Los elefantes solo sonríen en los vídeos

   Dícese que en los años 60 (mítica década, solo comparable a los días de "había una vez"), el hombre llegó a la luna. En realidad solo dos hombres llegaron concretamente y se hizo universalmente famoso uno de ellos, por la sola razón de haber sido el primero en apoyar su pie sobre aquella polvorosa y, por lo que se sabe, estéril superficie. 
   Eran aquellos tiempos mucho menos desconfiados que los de ahora. Los humanos creíamos casi todo lo que la radio nos contaba y los que vieron el portentoso hecho por televisión solo confirmaban lo que ninguno de nosotros, que aún no conocíamos la capacidad de ficcionalización apocalíptica de Orson Wells, se habría atrevido a negar.
   Tiempos magníficos en que cuando el radioteatro representaba maldades varias contra la Princesa de Lorena y el León de Francia se jugaba la vida por protegerla, gauchos cosecheros desnudaban facones, frente al improvisado escenario del patio de la escuelita de campo donde se representaba el drama, en solidaria y corajuda ayuda al héroe.
   Tiempos en que no existían los efectos especiales y, si existían, no eran de dominio popular sus pelandrunas utilerías.
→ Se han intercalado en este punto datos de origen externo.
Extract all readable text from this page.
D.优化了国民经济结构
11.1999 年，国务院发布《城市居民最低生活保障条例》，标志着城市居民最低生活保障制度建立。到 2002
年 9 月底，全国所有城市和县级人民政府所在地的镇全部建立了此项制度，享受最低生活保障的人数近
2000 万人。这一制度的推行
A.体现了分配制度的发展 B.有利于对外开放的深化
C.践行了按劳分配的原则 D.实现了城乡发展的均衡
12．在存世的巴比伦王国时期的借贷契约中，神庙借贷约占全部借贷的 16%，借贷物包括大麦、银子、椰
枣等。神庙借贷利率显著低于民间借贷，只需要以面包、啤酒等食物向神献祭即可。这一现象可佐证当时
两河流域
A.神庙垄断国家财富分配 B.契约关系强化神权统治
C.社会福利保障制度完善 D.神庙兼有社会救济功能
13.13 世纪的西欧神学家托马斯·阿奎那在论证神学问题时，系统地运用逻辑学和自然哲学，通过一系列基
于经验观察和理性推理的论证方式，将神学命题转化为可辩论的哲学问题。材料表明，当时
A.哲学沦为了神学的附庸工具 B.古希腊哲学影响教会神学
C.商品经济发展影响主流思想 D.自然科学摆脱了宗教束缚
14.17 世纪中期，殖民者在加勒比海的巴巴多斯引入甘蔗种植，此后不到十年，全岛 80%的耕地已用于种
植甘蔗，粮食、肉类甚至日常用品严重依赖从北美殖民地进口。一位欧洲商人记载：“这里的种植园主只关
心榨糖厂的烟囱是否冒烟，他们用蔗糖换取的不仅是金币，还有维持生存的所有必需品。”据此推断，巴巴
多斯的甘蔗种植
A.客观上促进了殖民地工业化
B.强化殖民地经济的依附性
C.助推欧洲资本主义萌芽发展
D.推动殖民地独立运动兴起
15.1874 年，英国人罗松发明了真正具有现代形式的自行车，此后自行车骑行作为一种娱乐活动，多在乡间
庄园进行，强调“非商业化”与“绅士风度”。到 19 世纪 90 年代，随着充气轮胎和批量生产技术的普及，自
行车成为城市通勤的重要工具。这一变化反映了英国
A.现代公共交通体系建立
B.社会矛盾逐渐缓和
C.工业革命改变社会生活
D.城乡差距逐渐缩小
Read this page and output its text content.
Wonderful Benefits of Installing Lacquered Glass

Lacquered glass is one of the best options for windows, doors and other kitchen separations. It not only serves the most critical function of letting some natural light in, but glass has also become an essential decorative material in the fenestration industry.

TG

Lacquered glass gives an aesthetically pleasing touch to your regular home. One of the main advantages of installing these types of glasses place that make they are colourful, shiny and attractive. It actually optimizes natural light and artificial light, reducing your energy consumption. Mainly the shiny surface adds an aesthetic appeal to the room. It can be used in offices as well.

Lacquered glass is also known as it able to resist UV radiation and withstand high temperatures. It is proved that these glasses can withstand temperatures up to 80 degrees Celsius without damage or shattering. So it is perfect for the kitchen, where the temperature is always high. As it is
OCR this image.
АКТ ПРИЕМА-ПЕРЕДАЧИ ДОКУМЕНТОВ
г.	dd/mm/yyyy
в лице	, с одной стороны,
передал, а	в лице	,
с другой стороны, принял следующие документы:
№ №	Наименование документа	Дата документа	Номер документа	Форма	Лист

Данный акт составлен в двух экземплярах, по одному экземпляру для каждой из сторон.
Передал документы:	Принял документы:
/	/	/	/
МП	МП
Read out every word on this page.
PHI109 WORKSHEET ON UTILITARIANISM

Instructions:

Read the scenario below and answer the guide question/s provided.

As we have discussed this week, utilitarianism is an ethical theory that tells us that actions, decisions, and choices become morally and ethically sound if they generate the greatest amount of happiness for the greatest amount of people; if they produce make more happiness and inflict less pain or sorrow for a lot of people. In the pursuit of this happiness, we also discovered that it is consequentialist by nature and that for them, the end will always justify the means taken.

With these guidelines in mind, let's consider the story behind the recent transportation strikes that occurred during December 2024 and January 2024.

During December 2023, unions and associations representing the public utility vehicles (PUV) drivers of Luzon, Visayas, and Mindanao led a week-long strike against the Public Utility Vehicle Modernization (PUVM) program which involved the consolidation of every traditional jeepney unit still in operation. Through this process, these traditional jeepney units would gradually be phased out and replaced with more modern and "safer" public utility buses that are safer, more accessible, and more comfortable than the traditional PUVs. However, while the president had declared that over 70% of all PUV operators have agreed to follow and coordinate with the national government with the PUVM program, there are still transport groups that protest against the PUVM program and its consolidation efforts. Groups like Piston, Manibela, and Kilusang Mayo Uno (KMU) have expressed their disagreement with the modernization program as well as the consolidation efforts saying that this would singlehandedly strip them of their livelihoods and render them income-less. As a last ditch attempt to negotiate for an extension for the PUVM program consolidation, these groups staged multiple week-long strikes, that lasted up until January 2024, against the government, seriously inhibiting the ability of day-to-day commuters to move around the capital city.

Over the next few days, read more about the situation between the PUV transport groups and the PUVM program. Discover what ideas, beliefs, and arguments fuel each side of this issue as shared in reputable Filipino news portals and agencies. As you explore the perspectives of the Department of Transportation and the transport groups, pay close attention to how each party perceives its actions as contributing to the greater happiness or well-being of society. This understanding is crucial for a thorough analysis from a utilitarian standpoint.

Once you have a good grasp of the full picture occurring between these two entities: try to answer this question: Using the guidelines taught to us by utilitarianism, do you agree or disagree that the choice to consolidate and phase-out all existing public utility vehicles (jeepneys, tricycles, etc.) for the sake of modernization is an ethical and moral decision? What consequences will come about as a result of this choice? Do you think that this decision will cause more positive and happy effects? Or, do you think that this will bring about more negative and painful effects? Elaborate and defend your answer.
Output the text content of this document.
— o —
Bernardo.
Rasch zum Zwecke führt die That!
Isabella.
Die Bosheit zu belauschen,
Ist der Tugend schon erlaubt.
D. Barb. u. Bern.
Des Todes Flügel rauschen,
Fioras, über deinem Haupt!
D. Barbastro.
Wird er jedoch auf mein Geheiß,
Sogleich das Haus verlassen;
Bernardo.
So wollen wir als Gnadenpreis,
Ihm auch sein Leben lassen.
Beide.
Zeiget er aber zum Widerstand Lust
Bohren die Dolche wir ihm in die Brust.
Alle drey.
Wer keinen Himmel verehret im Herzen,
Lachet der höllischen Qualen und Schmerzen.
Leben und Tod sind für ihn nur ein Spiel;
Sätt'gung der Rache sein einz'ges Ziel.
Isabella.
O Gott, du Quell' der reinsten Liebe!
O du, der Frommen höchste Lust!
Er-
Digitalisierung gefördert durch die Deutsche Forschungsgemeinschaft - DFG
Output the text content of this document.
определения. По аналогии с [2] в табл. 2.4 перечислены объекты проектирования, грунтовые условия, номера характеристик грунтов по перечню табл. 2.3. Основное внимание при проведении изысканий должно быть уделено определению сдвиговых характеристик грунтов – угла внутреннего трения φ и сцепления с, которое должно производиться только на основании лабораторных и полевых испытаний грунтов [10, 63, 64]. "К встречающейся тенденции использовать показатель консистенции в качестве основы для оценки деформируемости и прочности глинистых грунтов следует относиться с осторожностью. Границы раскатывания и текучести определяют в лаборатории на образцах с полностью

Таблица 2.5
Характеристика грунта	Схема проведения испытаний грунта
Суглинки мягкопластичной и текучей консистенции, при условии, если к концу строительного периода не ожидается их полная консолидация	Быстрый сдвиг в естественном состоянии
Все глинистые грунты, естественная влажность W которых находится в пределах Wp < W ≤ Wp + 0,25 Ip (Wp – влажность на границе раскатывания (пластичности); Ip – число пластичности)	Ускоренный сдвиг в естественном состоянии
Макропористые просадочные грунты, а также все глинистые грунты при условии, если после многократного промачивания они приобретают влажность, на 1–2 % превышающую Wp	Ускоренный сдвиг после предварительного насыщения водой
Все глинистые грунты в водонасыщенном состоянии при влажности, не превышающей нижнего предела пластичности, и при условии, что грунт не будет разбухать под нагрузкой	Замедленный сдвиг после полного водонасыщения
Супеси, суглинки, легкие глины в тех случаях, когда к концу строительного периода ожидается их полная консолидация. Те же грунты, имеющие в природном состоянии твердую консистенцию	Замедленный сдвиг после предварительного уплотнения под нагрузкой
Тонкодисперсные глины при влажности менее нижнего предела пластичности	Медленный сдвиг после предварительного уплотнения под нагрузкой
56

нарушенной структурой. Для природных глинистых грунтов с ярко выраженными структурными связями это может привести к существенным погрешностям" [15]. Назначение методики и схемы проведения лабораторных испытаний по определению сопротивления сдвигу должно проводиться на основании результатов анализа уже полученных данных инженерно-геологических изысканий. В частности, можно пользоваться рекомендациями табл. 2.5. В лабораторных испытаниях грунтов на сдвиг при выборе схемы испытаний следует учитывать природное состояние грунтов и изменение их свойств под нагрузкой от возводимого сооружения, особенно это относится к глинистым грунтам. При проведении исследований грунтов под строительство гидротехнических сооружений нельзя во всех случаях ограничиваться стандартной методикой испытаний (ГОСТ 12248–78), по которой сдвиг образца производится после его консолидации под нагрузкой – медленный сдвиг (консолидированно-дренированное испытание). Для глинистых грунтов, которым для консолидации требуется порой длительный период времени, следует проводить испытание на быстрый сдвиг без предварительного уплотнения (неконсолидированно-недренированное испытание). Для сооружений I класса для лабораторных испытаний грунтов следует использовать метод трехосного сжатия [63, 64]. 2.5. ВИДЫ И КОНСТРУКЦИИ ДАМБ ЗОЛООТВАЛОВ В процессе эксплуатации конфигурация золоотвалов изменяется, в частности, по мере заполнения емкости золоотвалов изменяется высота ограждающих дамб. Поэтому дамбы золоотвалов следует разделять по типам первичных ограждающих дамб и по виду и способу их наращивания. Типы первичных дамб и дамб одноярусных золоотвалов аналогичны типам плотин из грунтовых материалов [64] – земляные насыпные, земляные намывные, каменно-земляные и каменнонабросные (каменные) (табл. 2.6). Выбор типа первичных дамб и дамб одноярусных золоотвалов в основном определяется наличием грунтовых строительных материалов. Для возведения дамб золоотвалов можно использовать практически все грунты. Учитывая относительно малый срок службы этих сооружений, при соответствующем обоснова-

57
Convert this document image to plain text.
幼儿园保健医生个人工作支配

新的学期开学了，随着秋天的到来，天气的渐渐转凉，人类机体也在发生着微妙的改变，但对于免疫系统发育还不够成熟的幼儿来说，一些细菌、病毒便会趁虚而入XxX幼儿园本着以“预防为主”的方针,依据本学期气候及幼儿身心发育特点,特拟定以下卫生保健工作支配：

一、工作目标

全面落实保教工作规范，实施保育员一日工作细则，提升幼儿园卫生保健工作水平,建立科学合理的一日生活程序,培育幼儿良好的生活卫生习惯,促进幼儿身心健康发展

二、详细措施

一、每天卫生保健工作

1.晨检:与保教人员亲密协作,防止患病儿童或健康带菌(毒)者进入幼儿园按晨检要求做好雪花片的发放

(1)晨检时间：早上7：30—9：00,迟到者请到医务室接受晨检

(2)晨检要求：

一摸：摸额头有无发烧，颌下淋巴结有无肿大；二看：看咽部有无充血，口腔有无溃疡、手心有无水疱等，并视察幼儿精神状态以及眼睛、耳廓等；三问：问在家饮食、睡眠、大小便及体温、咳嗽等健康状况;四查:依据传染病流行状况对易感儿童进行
Por eso en aquellos días todos habríamos aceptado que la sirena de las virales imágenes, medio viscosa ella pero sirena al fin, debía haber salido de los verdes y ondulantes fondos marinos y no del taller de una productora de cine, por ejemplo.
   Pero llegaron las dudas, los desmentidos, las historias versionadas y reversionadas en las que nadie sabe ya ni siquiera quién es su padre; como le sucede a la señora presidenta de este loco país, que debe andar por estos días espiando su abolengo y su estirpe en los retorcidos secretos de su adn, porque no faltó quién le desnudara lo que acaso ni ella misma sabía. 
   Del mismo modo en que se desmiente y se reelabora la realidad de ayer en la realidad de hoy, así como el paseo lunar de Amstrong es para algunos una hazaña fraguada y el padre de la presidente un avatar burgués, para muchos la epidemia del ébola es una creación de las farmacéuticas para comerciar algún fluido de su invención y el encuentro de Estela Carloto con un ignoto músico de pelo enrulado y canoso es una fantochada que ayudaría a no pensar en el default.
   Mágico mundo de las pantallas en las que se superponen, se entrecruzan, se hibridizan, ficción y no ficción, el mundo de la comunicación global es decadente, insatisfactorio y vacío. Es este un universo de espectáculo infinito donde la realidad se trastrueca y en el que se difuminan las fronteras de lo que es, lo que sería, lo que podría ser, lo que debería ser y lo que deseamos que fuera.
   Así parecería que el espectador occidental se regodeara en las inenarrables tragedias que está viviendo el planeta, en el continuo desangrarse de esta especie, que ya no necesitará un diluvio para reiniciarse, desde que ahoga todos sus odios y sus temores en la sangre de sus niños, en el dolor de los desposeídos, en la miseria de los sojuzgados. En tanto a este espectador universal solo le importa su pulsión de voyeur. Y con ella acredita su razón de existencia.
   Este espectador no quiere saber si es verdadero lo que le cuentan, sabe de antemano de la falsabilidad posible de cualquier mensaje. Tampoco desea conocer algo que lo podría enriquecer o comprometer o conmover. Lo único que desea es ver, más que el relato quiere la imagen.
   Una pequeña historia, perdida entre los miles de historias de la red, lo confirma: un elefante cautivo durante cincuenta años sonríe por primera vez. Y el espectador, exigente, defraudado, no se pregunta si un elefante puede sonreír (de lo que no dudamos), no quiere saber cómo sonríen los elefantes, no duda de la sonrisa del elefante (¡ya ni siquiera duda!). Su desencanto señala la ausencia de fotos, o de vídeos, que justifiquen su incompleta existencia frente al espectáculo soso de la felicidad.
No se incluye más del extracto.